Description
You will design, develop, and deploy AI/ML models for anomaly detection, incident prediction, and automated root cause analysis in IT systems.
Responsibilities
- Integrate AIOps solutions with monitoring tools like Splunk, Datadog, Prometheus, and AppDynamics.
- Collaborate with SREs, DevOps, and IT teams to identify operational pain points and automation opportunities.
- Build and maintain data pipelines to process logs, metrics, and events from various sources.
- Implement NLP techniques for log analysis and intelligent alert correlation.

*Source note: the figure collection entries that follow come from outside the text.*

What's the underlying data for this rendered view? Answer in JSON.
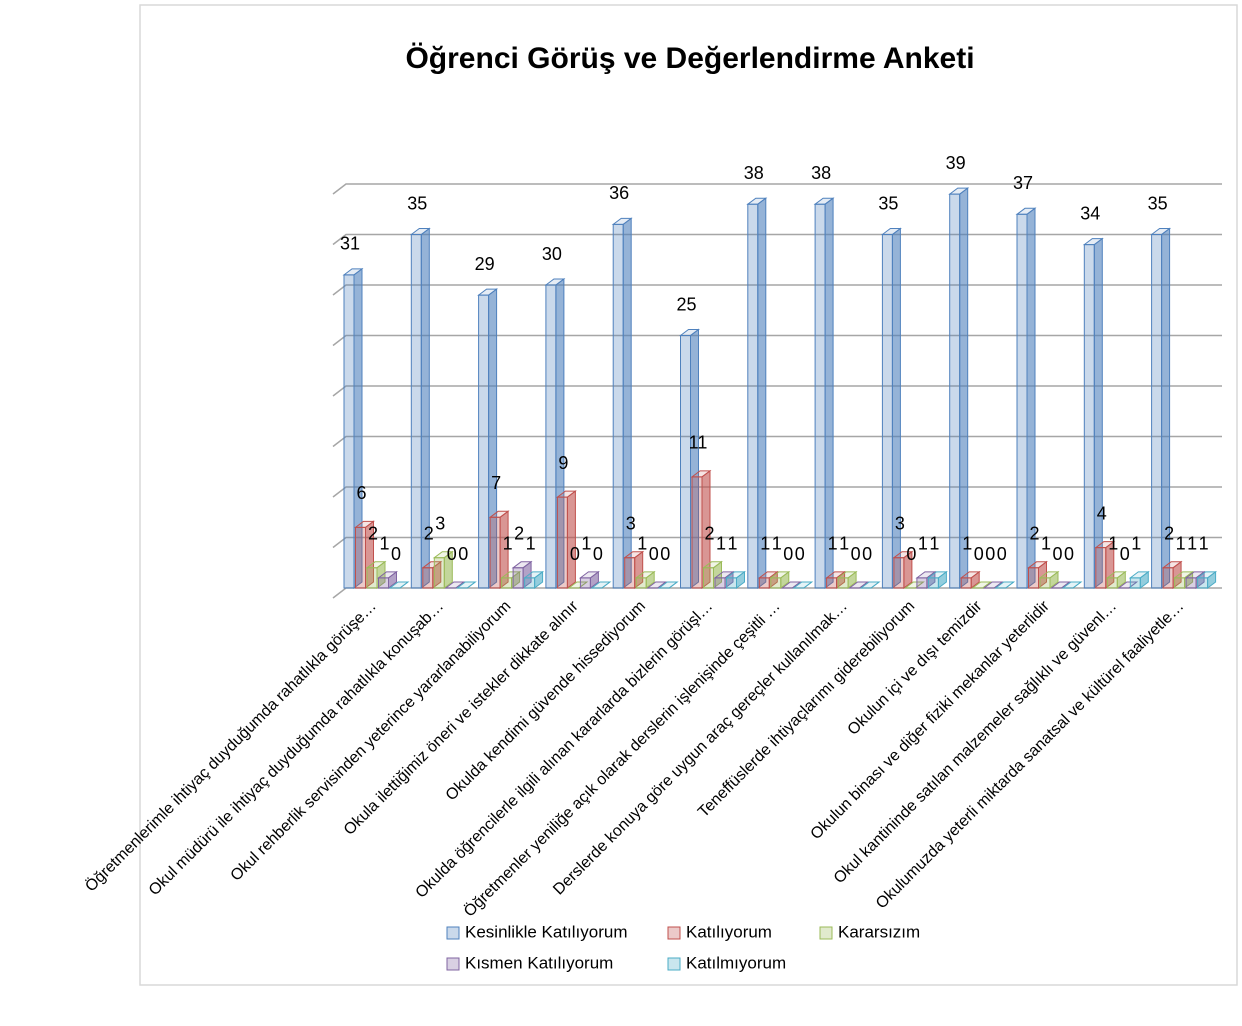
{
  "chart_data": {
    "type": "bar3d",
    "title": "Öğrenci Görüş ve Değerlendirme Anketi",
    "categories": [
      "Öğretmenlerimle ihtiyaç duyduğumda rahatlıkla görüşe…",
      "Okul müdürü ile ihtiyaç duyduğumda rahatlıkla konuşab…",
      "Okul rehberlik servisinden yeterince yararlanabiliyorum",
      "Okula ilettiğimiz öneri ve istekler dikkate alınır",
      "Okulda kendimi güvende hissediyorum",
      "Okulda öğrencilerle ilgili alınan kararlarda bizlerin görüşl…",
      "Öğretmenler yeniliğe açık olarak derslerin işlenişinde çeşitli …",
      "Derslerde konuya göre uygun araç gereçler kullanılmak…",
      "Teneffüslerde ihtiyaçlarımı giderebiliyorum",
      "Okulun içi ve dışı temizdir",
      "Okulun binası ve diğer fiziki mekanlar yeterlidir",
      "Okul kantininde satılan malzemeler sağlıklı ve güvenl…",
      "Okulumuzda yeterli miktarda sanatsal ve kültürel faaliyetle…"
    ],
    "series": [
      {
        "name": "Kesinlikle Katılıyorum",
        "color": "#4f81bd",
        "values": [
          31,
          35,
          29,
          30,
          36,
          25,
          38,
          38,
          35,
          39,
          37,
          34,
          35
        ]
      },
      {
        "name": "Katılıyorum",
        "color": "#c0504d",
        "values": [
          6,
          2,
          7,
          9,
          3,
          11,
          1,
          1,
          3,
          1,
          2,
          4,
          2
        ]
      },
      {
        "name": "Kararsızım",
        "color": "#9bbb59",
        "values": [
          2,
          3,
          1,
          0,
          1,
          2,
          1,
          1,
          0,
          0,
          1,
          1,
          1
        ]
      },
      {
        "name": "Kısmen Katılıyorum",
        "color": "#8064a2",
        "values": [
          1,
          0,
          2,
          1,
          0,
          1,
          0,
          0,
          1,
          0,
          0,
          0,
          1
        ]
      },
      {
        "name": "Katılmıyorum",
        "color": "#4bacc6",
        "values": [
          0,
          0,
          1,
          0,
          0,
          1,
          0,
          0,
          1,
          0,
          0,
          1,
          1
        ]
      }
    ],
    "ylim": [
      0,
      40
    ],
    "yticks": [
      0,
      5,
      10,
      15,
      20,
      25,
      30,
      35,
      40
    ],
    "grid": true,
    "legend": "bottom"
  }
}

- Continuously evaluate model performance and retrain models as required.
Required Skills
- 3+ years of experience in AI/ML engineering, preferably in IT operations or DevOps.
- Strong programming skills in Python.
- Experience with time-series analysis, anomaly detection, and predictive modeling.
- Familiarity with cloud platforms (AWS, Azure, or GCP) and containerized environments (Docker, Kubernetes).
- Knowledge of ITSM and ITIL processes.
- Experience with Data Science principles.
- Familiarity with Splunk.
- Experience with Automation practices.
Preferred Skills
- Experience with AIOps platforms like Dynatrace.
- Experience with Agentic AI project planning and implementation.